Make sure you take the My Privacy IQ quiz to test your knowledge (and maybe win a free license and avast! teddy.)
What is the difference between privacy and security?
While privacy and security overlap in certain ways, they are distinct concepts. Security is defined as “freedom from danger or risk” and “precautions to guard against crime, attack, etc.” You use antivirus software to help protect against a security breach or having your personal data stolen by cybercrooks.
Privacy is “the state of being free from intrusion or disturbance in one’s private life.” This summer, we saw how closely connected these two concepts are when Edward Snowden revealed, through a security breach, how big data companies were complicit with the NSA snooping into normal people’s private lives.
Here’s how The ‘Zero-Knowledge’ Privacy Foundation describes the differences:
Security refers to the ways we protect ourselves and our property. Privacy is about having the freedom to conceal aspects of ourselves from others.
Security is the first level of defense against unwanted intruders. Privacy is about having the freedom to conceal aspects of ourselves from others.
Security is the lock we have on our front door. Privacy is the set of blinds on your living room window.
Simple ways to guard your privacy
If you are a regular reader of this blog, you have seen these tips from the National Cyber Security Alliance before, but since it’s Data Privacy Day, we’ll repeat ourselves. Please share these tips with someone you know.
- Secure your devices. Keep your devices from prying eyes. Set passcodes or pass phrases (long passwords) to be sure only you can access your smartphone, tablet or PC.

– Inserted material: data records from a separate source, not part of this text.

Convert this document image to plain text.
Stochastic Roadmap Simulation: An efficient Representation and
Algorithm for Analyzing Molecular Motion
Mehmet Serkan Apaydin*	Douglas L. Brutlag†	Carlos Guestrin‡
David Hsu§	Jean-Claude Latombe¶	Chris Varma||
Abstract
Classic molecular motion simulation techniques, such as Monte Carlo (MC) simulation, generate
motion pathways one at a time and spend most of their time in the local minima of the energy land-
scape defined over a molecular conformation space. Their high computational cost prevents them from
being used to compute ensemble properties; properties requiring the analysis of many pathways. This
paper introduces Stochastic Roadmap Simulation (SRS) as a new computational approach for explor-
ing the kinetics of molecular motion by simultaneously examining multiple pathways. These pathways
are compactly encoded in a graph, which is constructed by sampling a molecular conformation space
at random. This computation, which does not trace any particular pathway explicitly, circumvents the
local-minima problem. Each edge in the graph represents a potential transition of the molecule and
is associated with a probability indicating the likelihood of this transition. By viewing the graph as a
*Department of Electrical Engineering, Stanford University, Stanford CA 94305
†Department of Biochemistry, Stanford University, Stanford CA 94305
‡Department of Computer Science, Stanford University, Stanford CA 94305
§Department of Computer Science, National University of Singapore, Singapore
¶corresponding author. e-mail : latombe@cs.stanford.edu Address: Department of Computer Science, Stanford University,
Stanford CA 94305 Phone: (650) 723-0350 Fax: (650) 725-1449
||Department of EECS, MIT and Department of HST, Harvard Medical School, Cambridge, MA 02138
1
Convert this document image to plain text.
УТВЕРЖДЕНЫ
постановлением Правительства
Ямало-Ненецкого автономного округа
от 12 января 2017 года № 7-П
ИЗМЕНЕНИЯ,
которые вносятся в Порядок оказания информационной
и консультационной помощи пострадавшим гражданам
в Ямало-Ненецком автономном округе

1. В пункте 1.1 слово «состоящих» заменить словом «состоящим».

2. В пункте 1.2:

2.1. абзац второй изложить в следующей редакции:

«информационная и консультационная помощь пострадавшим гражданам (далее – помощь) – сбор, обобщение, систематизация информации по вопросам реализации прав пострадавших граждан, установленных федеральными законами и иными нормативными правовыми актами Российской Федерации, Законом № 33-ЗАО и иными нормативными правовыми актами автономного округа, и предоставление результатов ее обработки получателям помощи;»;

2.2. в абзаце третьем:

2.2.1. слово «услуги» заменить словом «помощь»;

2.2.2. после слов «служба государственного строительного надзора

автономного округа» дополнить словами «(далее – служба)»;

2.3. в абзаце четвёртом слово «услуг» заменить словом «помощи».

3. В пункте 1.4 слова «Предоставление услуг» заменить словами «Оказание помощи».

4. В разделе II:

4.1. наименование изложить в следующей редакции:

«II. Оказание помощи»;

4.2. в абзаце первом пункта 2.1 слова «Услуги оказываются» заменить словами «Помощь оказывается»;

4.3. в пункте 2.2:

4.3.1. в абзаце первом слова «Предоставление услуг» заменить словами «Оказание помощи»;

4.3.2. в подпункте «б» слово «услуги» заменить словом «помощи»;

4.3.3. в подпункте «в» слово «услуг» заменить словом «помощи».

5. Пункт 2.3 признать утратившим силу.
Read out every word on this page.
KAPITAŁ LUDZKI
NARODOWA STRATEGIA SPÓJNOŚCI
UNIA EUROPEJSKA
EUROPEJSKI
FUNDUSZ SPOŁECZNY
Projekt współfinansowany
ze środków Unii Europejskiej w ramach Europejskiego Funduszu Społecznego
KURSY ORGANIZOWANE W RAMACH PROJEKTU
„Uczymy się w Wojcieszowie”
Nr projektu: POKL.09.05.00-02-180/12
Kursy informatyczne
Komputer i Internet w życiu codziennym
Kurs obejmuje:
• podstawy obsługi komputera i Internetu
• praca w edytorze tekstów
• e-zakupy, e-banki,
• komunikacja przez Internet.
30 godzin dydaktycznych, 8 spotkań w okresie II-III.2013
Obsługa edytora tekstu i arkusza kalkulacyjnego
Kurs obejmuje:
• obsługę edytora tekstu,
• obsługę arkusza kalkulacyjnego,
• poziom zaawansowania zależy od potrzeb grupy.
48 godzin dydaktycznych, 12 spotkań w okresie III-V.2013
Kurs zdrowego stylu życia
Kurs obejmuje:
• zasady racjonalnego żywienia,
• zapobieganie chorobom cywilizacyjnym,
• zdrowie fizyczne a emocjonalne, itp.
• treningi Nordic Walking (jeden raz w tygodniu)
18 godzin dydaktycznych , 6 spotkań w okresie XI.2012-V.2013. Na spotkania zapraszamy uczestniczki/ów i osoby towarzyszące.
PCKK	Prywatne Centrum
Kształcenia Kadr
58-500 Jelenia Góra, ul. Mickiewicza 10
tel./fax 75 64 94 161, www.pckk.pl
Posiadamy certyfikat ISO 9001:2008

- Secure your accounts. Passwords are no longer the only protection from would-be hackers. Enable two-factor authentication to add another layer of security.
- Make passwords long, strong and unique. Passwords should be different for each account, have as many characters as allowed and include numbers, symbols and letters, capital and lowercase.
- Think before you app. Before downloading a mobile app, understand what information (your location, access to social networks, etc.) the app accesses to function.